The South Side Chicago Freedom School offers quality, no-cost, volunteer-run, community-based educational opportunities for people of all ages through the city of Chicago. Classes and workshops directly respond to neighborhood and community specific desires and needs. The South Side Chicago Freedom School also acts as a nexus of information and opportunities for the broader community of Chicago's education based organizations. The South Side Chicago Freedom School believes that all community members are also teachers and that therefore anyone can teach a class. This fundamental faith and belief in the worth of existing stores of knowledge within our own community supports our mission to encourage the growth of grassroots educational opportunities.

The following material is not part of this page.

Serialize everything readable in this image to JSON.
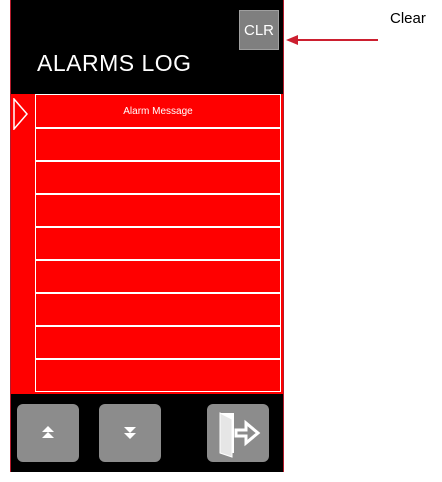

1 . Come everyday with a new question and leave with a different one. 2. The optimal class is one where both student and facilitator are able to step outside of their comfort zone and learn from their experience. 3. When in doubt, err on the risky side. 4. Passion, not progress, is what is most valued. 5. It is not what you know, it is what you apply.
Relationship to Occupy

The Occupy Freedom School is autonomous from Occupy although this project is the brain child of a member of Occupy The South Side in Chicago, but it doesn't just stop there. Many of the volunteers have been or currently involved with Occupy to some capacity. The Freedom School is run essentially in the same manner: horizontally organized and through direct democracy, meaning that there is no single "leader", rather each person that gets involved is encouraged to be a leader, and each person is given equal standing and all voices are heard and respected. Many within the Occupy movement and the school believe that education is a human right and is much more than a piece of paper, or a means to a job. It is this unique relationship with the Occupy movement that makes us stand out because we aren't simply looking to provide a useful service to the community but we envision this to be the first step in many when it comes to shifting the education paradigm from the business model that treats students and knowledge as commodities to the academic which views knowledge and information as that which should be shared and free to access by all to improve your own life and the lives around you.